I remember when online public schools started up in my state and parents were able to sign their children up to do their schooling online. I was one of the first parents in line to sign up my oldest daughter. Some time later, I began taking online college courses. I loved it, and to this day I still take online courses, the latest course being in videography for my upcoming YouTube channel.

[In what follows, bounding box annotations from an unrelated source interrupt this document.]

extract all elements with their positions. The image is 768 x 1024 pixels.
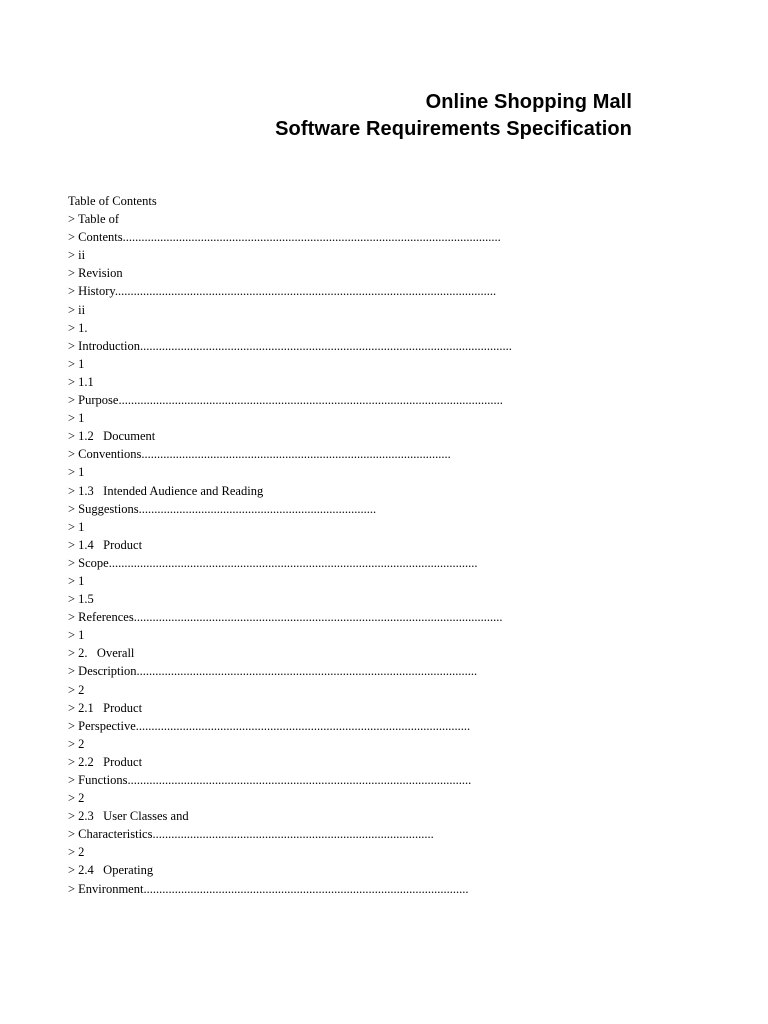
table-of-contents — [68, 192, 708, 898]
toc-line: > 1 — [68, 573, 85, 588]
toc-lines — [68, 210, 708, 898]
toc-line: > 2.3 User Classes and — [68, 809, 189, 824]
toc-line: > 1.3 Intended Audience and Reading — [68, 483, 264, 498]
toc-line: > Functions.............................................................................................................. — [68, 773, 472, 787]
toc-line: > Table of — [68, 212, 120, 227]
toc-line: > Perspective........................................................................................................... — [68, 718, 471, 733]
document-subtitle: Software Requirements Specification — [275, 118, 632, 140]
toc-line: > Characteristics.......................................................................................... — [68, 827, 434, 842]
toc-line: > ii — [68, 248, 86, 263]
toc-line: > 1 — [68, 356, 85, 371]
toc-line: > Conventions................................................................................................... — [68, 447, 451, 462]
toc-line: > Introduction....................................................................................................................... — [68, 338, 512, 353]
toc-line: > 1 — [68, 519, 85, 534]
toc-line: > 2.2 Product — [68, 754, 143, 769]
toc-line: > Purpose........................................................................................................................... — [68, 393, 503, 408]
toc-line: > 2 — [68, 845, 85, 860]
toc-line: > 1. — [68, 320, 88, 335]
toc-line: > 1 — [68, 628, 85, 643]
toc-line: > 2 — [68, 736, 85, 751]
toc-line: > 1.2 Document — [68, 429, 156, 444]
toc-heading: Table of Contents — [68, 194, 157, 208]
document-header — [275, 89, 632, 143]
toc-line: > ii — [68, 302, 86, 317]
toc-line: > 1 — [68, 465, 85, 480]
toc-line: > 2 — [68, 682, 85, 697]
toc-line: > Description............................................................................................................. — [68, 664, 478, 679]
toc-line: > 1 — [68, 411, 85, 426]
document-title: Online Shopping Mall — [425, 91, 632, 113]
toc-line: > 2.1 Product — [68, 700, 143, 715]
toc-line: > Scope...................................................................................................................... — [68, 555, 478, 570]
toc-line: > 1.1 — [68, 374, 94, 389]
toc-line: > 2 — [68, 791, 85, 806]
toc-line: > References...................................................................................................................... — [68, 610, 503, 625]
toc-line: > Revision — [68, 266, 123, 281]
toc-line: > 1.4 Product — [68, 537, 143, 552]
toc-line: > Suggestions............................................................................ — [68, 501, 377, 516]
toc-line: > 2.4 Operating — [68, 863, 154, 878]
toc-line: > History.......................................................................................................................... — [68, 284, 497, 299]
toc-line: > Environment........................................................................................................ — [68, 881, 469, 896]
toc-line: > 1.5 — [68, 592, 94, 607]
toc-line: > 2. Overall — [68, 646, 135, 661]
toc-line: > Contents......................................................................................................................... — [68, 230, 501, 245]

I'm not the only person loving online learning. If you head over to Udemy.com, you will see thousands of courses being offered, many of them having hundreds of students, and sometimes thousands of students. People can learn just about anything by taking an online course, and if they take courses in computer programming, they can bypass the expense of college, and still get a good job in their field of choice (or start their own business). Considering that college costs more than it's worth and it is still not a guarantee that you will get a job, online learning is a natural alternative for many people.
Check Out Other Courses
Before you begin thinking of the course you would like to create, I recommend you go to Udemy.com and check out their course offerings. There are plenty of free courses you can take, so sign up for a few and begin taking them. Study how the course is presented and how different instructors make their video content. Take notes about what you like and what you should avoid when creating your own content.
Your Knowledge Base
Next, you need to decide what you are capable of teaching. What is your knowledge base? Computer skills and graphic skills can be taught via an online course. Any hobbies that you have can also be turned into a course. Make a list of your skills and previous job experience. You will base your course off of one of the skills you put on this list.
Find Your Niche
Finding a niche for your course is just like finding a niche for your next book. You take a large subject, such as knitting, and break it down into the next niche, such as knitting -- left handed. You can create at least two courses from this basic breakdown: The Beginners Guide to Knitting Left Handed and Advanced Knitting for Left Handers.
How you name your course will determine how many people find your course. It is just like naming a nonfiction Kindle book: you need to be precise in the description of your course. The two course names I came up with above give a definitive description of what the course is about. If you were creating a course on color psychology, you wouldn't name it Feeling Blue. Nobody will know what your course is about. If you name is Color Psychology for Businesses, everyone who reads the title will have a clear idea of what your course is offering.
Creating Your Course
When creating your course, at least 60 percent of your material should be video. On a Mac, you can use iMovie to make your recordings. Avoid using PhotoBooth because the video quality if very poor. You can also use Quicktime Player to do a screen recording. Select the Built-In Input selection under Microphone so that Quicktime records both your screen and your dialogue.
You will also need to create an account on Udemy.com, the best site out there for creating and selling online courses. If you already followed my instructions to try out a few courses, then you already have an account set up. Click on the Become an Instructor link and you can begin the process of setting up the name and descriptive info for your course.
Udemy makes this process easy and provides newcomers with all the information they need, so I am not going to type in a bunch of technical filler here.
You will want to advertise your course in as many places as possible. Namely, through your website or blog and through your social media accounts - all of which you should have set up.